Die "Politisierung kultureller Themen" (129) bestimme die innenpolitische Agenda ebenso wie das Bild des Landes von außen, weshalb die Autoren hier zwischen Politik und Kultur die Schnittmenge "Kulturpolitik" einführen, unter dem Titel "Kulturpolitische Dauerbrenner" auf die Themen Islam, derzeitige Regierung unter Recep Tayyip Erdoğan und seine AKP, Kurden und Türken sowie nichtmuslimische Minderheiten eingehen und damit Anlass geben, erneut über das jeweilige Primat der Kultur bzw. Politik in diesen Bereiche nachzudenken. Wenig kritisch übernommen sind im Abschnitt über die türkischen Juden die Haltungen der offiziellen türkischen Seite wie auch der jüdischen "500-Jahr-Stiftung", die sich einig über die gelungene Integration der jüdischen Gemeinde "in das Bürgertum der Stadt" (165) sind. Dass es außerhalb der – sich durch ihre Zugehörigkeit zur türkischen Wirtschaftselite auszeichnenden – Mitglieder dieser Stiftung eine jüdische Gemeinde gibt, die das Zusammenleben keineswegs so problemlos sieht, ist seit Jahren durch kritische Publikationen bekannt (zuletzt etwa die Kampagne der Initiative "Nulltoleranz für Antisemitismus" im Oktober 2004) und sichtbar auch für den letzten Anhänger der These reibungslosen Zusammenlebens seit den Anschlägen auf Istanbuler Moscheen im November 2003.

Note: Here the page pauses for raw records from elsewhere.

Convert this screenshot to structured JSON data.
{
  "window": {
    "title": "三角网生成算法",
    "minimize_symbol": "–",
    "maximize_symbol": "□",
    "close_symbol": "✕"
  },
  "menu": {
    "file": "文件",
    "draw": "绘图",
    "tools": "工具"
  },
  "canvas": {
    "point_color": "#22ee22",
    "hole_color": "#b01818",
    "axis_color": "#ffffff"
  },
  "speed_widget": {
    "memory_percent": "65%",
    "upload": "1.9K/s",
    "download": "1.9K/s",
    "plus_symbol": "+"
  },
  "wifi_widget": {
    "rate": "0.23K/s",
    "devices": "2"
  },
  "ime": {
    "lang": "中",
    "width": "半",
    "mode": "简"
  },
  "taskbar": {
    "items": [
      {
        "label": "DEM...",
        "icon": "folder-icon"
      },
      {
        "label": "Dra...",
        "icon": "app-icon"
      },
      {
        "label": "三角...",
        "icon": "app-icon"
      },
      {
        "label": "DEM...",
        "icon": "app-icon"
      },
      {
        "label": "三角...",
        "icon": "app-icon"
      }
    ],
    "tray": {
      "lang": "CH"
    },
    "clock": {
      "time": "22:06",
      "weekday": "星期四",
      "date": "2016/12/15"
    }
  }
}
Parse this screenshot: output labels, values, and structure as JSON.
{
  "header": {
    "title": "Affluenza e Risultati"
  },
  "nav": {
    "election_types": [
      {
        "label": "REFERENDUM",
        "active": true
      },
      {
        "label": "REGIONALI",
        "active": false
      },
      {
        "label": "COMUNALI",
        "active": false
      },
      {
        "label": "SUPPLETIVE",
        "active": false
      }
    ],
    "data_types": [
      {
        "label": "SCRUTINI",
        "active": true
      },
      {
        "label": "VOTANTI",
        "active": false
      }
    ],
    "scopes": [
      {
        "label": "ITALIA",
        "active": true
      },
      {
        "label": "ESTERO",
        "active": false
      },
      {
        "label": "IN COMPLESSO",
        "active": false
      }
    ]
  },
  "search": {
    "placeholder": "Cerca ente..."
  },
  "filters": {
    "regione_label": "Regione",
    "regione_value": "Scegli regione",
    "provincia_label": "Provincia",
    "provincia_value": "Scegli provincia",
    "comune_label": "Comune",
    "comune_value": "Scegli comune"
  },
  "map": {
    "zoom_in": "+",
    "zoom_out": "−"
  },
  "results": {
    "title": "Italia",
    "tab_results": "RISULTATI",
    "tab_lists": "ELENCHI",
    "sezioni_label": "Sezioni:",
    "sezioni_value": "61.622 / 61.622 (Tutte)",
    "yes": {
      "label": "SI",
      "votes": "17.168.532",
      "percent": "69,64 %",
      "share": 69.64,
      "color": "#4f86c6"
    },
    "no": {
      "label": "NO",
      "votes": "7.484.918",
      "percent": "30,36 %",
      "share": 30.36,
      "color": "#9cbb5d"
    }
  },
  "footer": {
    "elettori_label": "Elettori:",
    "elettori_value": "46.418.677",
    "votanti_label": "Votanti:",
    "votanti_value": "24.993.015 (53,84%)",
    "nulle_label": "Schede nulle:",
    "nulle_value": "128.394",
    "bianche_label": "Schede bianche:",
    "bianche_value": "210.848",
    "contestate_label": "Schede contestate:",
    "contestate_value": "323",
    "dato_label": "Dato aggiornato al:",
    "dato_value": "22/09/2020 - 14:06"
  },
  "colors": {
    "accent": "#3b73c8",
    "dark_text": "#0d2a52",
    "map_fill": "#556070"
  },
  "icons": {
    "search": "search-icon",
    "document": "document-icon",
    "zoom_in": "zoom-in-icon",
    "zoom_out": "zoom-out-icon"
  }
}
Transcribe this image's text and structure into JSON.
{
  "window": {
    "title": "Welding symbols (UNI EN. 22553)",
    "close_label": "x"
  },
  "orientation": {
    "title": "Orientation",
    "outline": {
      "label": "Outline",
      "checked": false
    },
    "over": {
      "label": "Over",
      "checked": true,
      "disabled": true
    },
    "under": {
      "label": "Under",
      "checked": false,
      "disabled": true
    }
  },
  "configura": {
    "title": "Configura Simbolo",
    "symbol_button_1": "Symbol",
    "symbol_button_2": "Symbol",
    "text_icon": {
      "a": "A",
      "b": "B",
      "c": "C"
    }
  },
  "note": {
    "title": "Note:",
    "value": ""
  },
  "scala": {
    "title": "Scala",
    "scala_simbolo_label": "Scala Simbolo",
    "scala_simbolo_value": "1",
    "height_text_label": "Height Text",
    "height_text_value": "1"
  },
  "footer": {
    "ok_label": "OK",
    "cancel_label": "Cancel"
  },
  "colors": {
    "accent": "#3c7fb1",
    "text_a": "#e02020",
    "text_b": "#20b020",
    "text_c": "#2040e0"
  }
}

Weitere "Dauerbrenner" türkischer Politik – noch einmal das Verhältnis zur EU, Zypern und das schwierige Verhältnis zu Griechenland, das Öl im Nordirak, die "Allianz mit Israel" und der (inzwischen geplatzte) "Traum von einer großtürkischen Welt", der türkischen Einflussnahme also auf die Turkrepubliken der ehemaligen Sowjetunion – sind im Kapitel  Außenpolitik behandelt. Die in der öffentlichen Debatte hierzulande so häufig ermangelten Fakten bezüglich der Hintergründe und bisherigen Schritte der Türkei auf dem Weg in die EU finden sich ausführlich geschildert hier ebenso wie die Nachzeichnung der wichtigen Wandlungen in den Kompetenzen des türkischen Militärs in jüngster Zeit. Hier zeigt sich deutlich, wie nötig das rasante Tempo der Veränderungen in allen Bereichen der Türkei und ihrer Gesellschaft die Herausgabe neuer Türkei-Bücher in, im Gegensatz zu früheren Jahren, beschleunigter Folge macht. Wer bei den täglich einander jagenden Nachrichten über neue Entwicklungen in der Türkei bzw. in ihrem Verhältnis zur EU im Jahre 2004 sich kaum noch in der Lage sieht, den Überblick zu behalten, kann hier detailliert nachlesen.

Das kurze Schlusskapitel über Kultur, eines der Highlights des Bandes, leiten die Autoren mit einem Rückgriff auf "das kulturelle Erbe" ein, folkloristische Elemente wie Webteppiche der Yörüken stehen neben Architektur, den Dichtern Yunus Emre und Mevlana sowie Kunsthandwerk. Dass auch Goethe im Absatz über osmanische Dichter und arabische Metrik herhalten muss, ist vermutlich dem etwas atemlosen Rundumschlag zuzuschreiben – ließ der Dichter sich für seinen Westöstlichen Diwan doch statt von den hier genannten osmanischen Diwan-Sammlungen von persischen inspirieren.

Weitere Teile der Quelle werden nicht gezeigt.